The main purpose of this tool is to do the opposite: join multiple HTML files into one single PDF file. It has a huge list of options, so you have strong control over the process, like setting fonts, header and footer, automatic Table of Contents, insert a cover page and more.
The txt2tags User Guide PDF is generated from a big HTML file by HTMLDOC.
The latest version comes with a new target called “htmlsep”, that takes an structured HTML page (full of <H1>, <H2>) and breaks it into multiple pages. This is the command line usage:
htmldoc -t htmlsep -o output-folder file.html
Note that it’s required that you create a folder for the generated files, before running the command. Let’s break some files? Here’s a quick sample HTML file with some headings:
<html> <body> <h1>Greatest Bands Ever</h1> <h2>Punk Rock</h2> RAMONES. <h2>Softcore</h2> Millencolin, No Fun At All, No Use For A Name, ... <h2>Other</h2> Toy Dolls, Operation Ivy, Face to Face, ... <h1>Greatest Movies Ever</h1> <h2>Documentary</h2> Dogtown And Z-Boys, Riding Giants, Step Into Liquid, ... <h2>Strange</h2> Cube </body> </html>
$ ls -F greatest.html output/ $ htmldoc -t htmlsep -d output greatest.html BYTES: 715 BYTES: 1135 BYTES: 883 BYTES: 1024 BYTES: 1030 BYTES: 1059 BYTES: 998 BYTES: 1074 BYTES: 896 $
Before that command, we’ve had just the HTML file and an empty folder. When running HTMLDOC it shows those “BYTES” lines to inform you everything is OK. Now, let’s check what we have on the output folder:
$ ls output/ Documentary.html Other.html Strange.html GreatestBandsEver.html PunkRock.html index.html GreatestMoviesEver.html Softcore.html toc.html
Great! Each heading went to its own file, named accordingly. The extra files are “index.html” and “toc.html”, that holds the cover page and the Table of Contents. All the pages have the following navigation links: Contents, Previous, Next, so you can browse them in a sequence.
Handy, simple and fast.
You may play with other options to customize the files:
$ htmldoc -t htmlsep -d output \\ --no-title --toclevels 2 --toctitle "Contents" \\ greatest.html
Remember that big old User Guide in HTML that has hanging around on the txt2tags site? Now it is separated in multiple files. If you prefer the all-in-one version, download the PDF (see About topic).

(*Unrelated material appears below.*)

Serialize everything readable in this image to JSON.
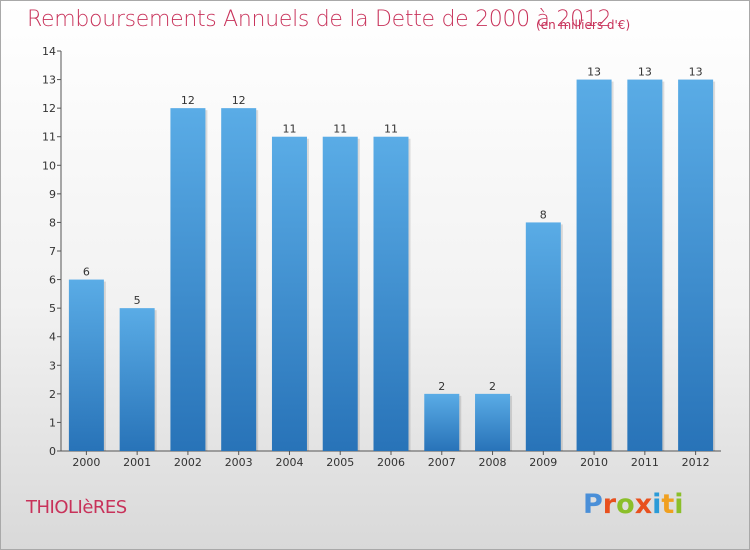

Note 1: HTMLDOC has no support for CSS. You’ll have to add the <link> tag to the generated files.
Note 2: HTMLDOC reads the file data since the first heading. Use a %!postproc to remove the <H1>Page Title</H1> line when converting to HTML.
Note 3: Download HTMLDOC from www.htmldoc.org, which is the free Open Source version. If you’re in Linux search for “htmldoc” in your package manager. On the Mac you can find it on Fink, or download and compile the sources (it’s quick). Windows users may have to install the commercial demo from Easy Software.